I appreciate that it is sometimes necessary in the national interest to impose trade restrictions, but free trade is the way to increase competition, bring down prices and raise living standards. The fact is that energy-intensive industries in the United Kingdom have been shedding jobs for many years now, partly because of the energy price costs that have resulted from the Government’s net zero policy. Does the necessity for today’s decision not give the Government another reason to examine the wisdom of the current net zero policy, given that the priority for our competitors is cheap energy produced from fossil fuel?

As I said earlier, we have provided over £600 million in financial relief to the steel industry since 2013 to address high electricity costs, and the recent security strategy on energy continues to support that. This will be an issue for some time, which is why my right hon. Friend the Secretary of State for Business, Energy and Industrial Strategy continues to work with all energy-intensive industries to find solutions. However, it is absolutely right to continue pushing forwards on our net zero agenda, because we need to have security of electricity and other energy supplies and to move to clean energy sources as we transition away from hydrocarbons. In that way, we will have not only security but clean energy, and we need the rest of the world to do the same. If we do not do these things, large parts of our planet will no longer be habitable, because of the climate change impacts.

The Under-Secretary of State for Business, Energy and Industrial Strategy, my hon. Friend the Member for North East Derbyshire, will have heard that question. It is not within my purview to set such a policy, but the Government want to continue to ensure that, as we drive forward our net zero strategy to meet these challenges, every part of our industrial base moves to a net zero position, and that will involve clean steel. We will continue to work across Government to help find those solutions in the long term.

My constituents work at the nearby Corby steelworks, and I see the Under-Secretary of State for the Home Department, my hon. Friend the Member for Corby (Tom Pursglove), on the Front Bench supporting the Minister. However, I have concerns that we have gone down the protectionism route rather than cut energy costs. I am afraid that the Secretary of State has mentioned net zero more times than she has mentioned cutting energy costs. I am disappointed that we do not have a policy of saving the steel industry. It is no good talking about green steel in the future if we do not have an industry. I hope that the next statement will be about cutting the energy costs to the steel industry.

May I thank my right hon. Friend on behalf of all those who work for REIDsteel, which is the largest private sector employer in Christchurch, manufacturing and supplying steel structures across the world? However, what will happen in two years’ time? Can she guarantee that REIDsteel will be able to get supplies of clean British steel in two years’ time? If not, will she not need to abandon this net zero doctrine? What is more important than actually being able to supply homegrown steel so that people in Christchurch can manufacture and export their products?

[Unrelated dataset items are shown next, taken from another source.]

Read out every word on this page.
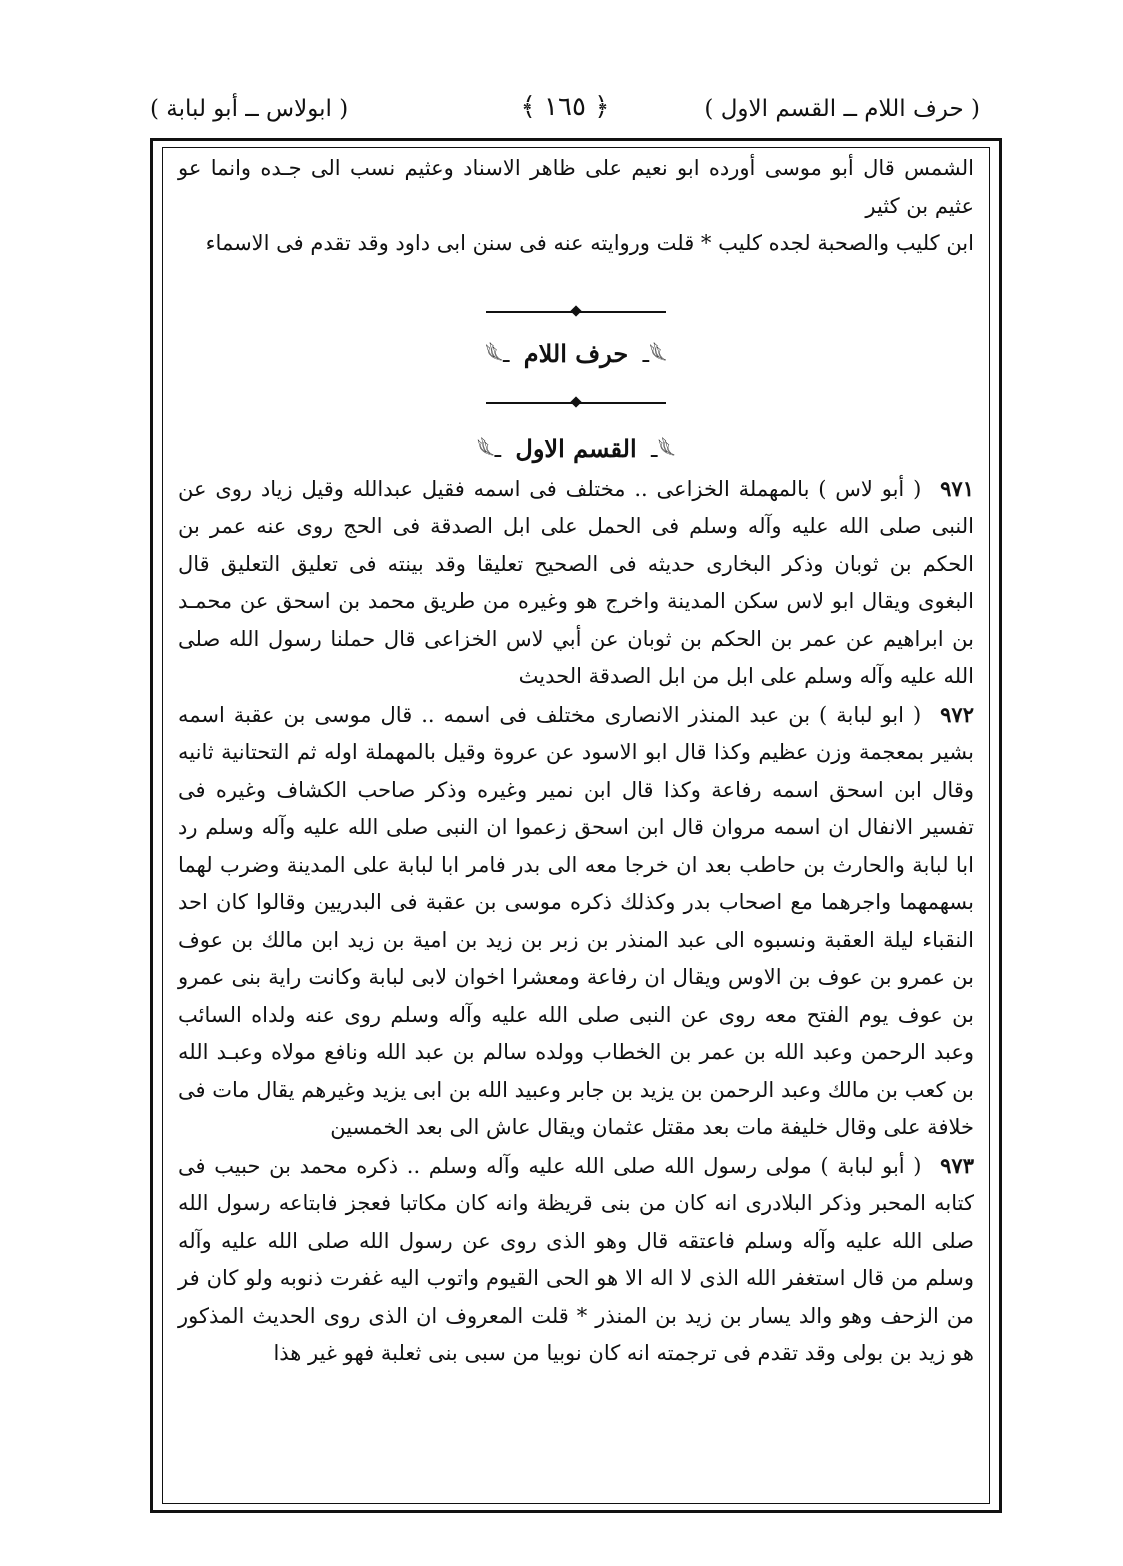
( حرف اللام ــ القسم الاول )
﴿ ١٦٥ ﴾
( ابولاس ــ أبو لبابة )

الشمس قال أبو موسى أورده ابو نعيم على ظاهر الاسناد وعثيم نسب الى جـده وانما عو عثيم بن كثير

ابن كليب والصحبة لجده كليب * قلت وروايته عنه فى سنن ابى داود وقد تقدم فى الاسماء

𓆰ـ حرف اللام ـ𓆰
𓆰ـ القسم الاول ـ𓆰

٩٧١ ( أبو لاس ) بالمهملة الخزاعى .. مختلف فى اسمه فقيل عبدالله وقيل زياد روى عن النبى صلى الله عليه وآله وسلم فى الحمل على ابل الصدقة فى الحج روى عنه عمر بن الحكم بن ثوبان وذكر البخارى حديثه فى الصحيح تعليقا وقد بينته فى تعليق التعليق قال البغوى ويقال ابو لاس سكن المدينة واخرج هو وغيره من طريق محمد بن اسحق عن محمـد بن ابراهيم عن عمر بن الحكم بن ثوبان عن أبي لاس الخزاعى قال حملنا رسول الله صلى الله عليه وآله وسلم على ابل من ابل الصدقة الحديث

٩٧٢ ( ابو لبابة ) بن عبد المنذر الانصارى مختلف فى اسمه .. قال موسى بن عقبة اسمه بشير بمعجمة وزن عظيم وكذا قال ابو الاسود عن عروة وقيل بالمهملة اوله ثم التحتانية ثانيه وقال ابن اسحق اسمه رفاعة وكذا قال ابن نمير وغيره وذكر صاحب الكشاف وغيره فى تفسير الانفال ان اسمه مروان قال ابن اسحق زعموا ان النبى صلى الله عليه وآله وسلم رد ابا لبابة والحارث بن حاطب بعد ان خرجا معه الى بدر فامر ابا لبابة على المدينة وضرب لهما بسهمهما واجرهما مع اصحاب بدر وكذلك ذكره موسى بن عقبة فى البدريين وقالوا كان احد النقباء ليلة العقبة ونسبوه الى عبد المنذر بن زبر بن زيد بن امية بن زيد ابن مالك بن عوف بن عمرو بن عوف بن الاوس ويقال ان رفاعة ومعشرا اخوان لابى لبابة وكانت راية بنى عمرو بن عوف يوم الفتح معه روى عن النبى صلى الله عليه وآله وسلم روى عنه ولداه السائب وعبد الرحمن وعبد الله بن عمر بن الخطاب وولده سالم بن عبد الله ونافع مولاه وعبـد الله بن كعب بن مالك وعبد الرحمن بن يزيد بن جابر وعبيد الله بن ابى يزيد وغيرهم يقال مات فى خلافة على وقال خليفة مات بعد مقتل عثمان ويقال عاش الى بعد الخمسين

٩٧٣ ( أبو لبابة ) مولى رسول الله صلى الله عليه وآله وسلم .. ذكره محمد بن حبيب فى كتابه المحبر وذكر البلادرى انه كان من بنى قريظة وانه كان مكاتبا فعجز فابتاعه رسول الله صلى الله عليه وآله وسلم فاعتقه قال وهو الذى روى عن رسول الله صلى الله عليه وآله وسلم من قال استغفر الله الذى لا اله الا هو الحى القيوم واتوب اليه غفرت ذنوبه ولو كان فر من الزحف وهو والد يسار بن زيد بن المنذر * قلت المعروف ان الذى روى الحديث المذكور هو زيد بن بولى وقد تقدم فى ترجمته انه كان نوبيا من سبى بنى ثعلبة فهو غير هذا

My hon. Friend is a champion for his constituents, and it is great to hear more about REIDsteel. As all downstream users look to meet their net zero commitments and demand cleaner steel, we will see industry changing. A healthy industry, as we see now, has both imports and exports. We export some of our British steel to the US for its defence industry—they do not make that particular specialist steel themselves. As in any good business, we are sharing our expertise with industries abroad. Equally, there are some steels that we do not make in the UK that we therefore import. As regards the category 12 steel safeguard, I have decided to extend the TRQ because downstream users have been clear to me that they need more of that steel. We do not produce it domestically in the quantities that would meet that need, so it is right to ensure that the balance of the market is right for our downstream users. I look forward to seeing REIDsteel continuing to thrive in the years ahead.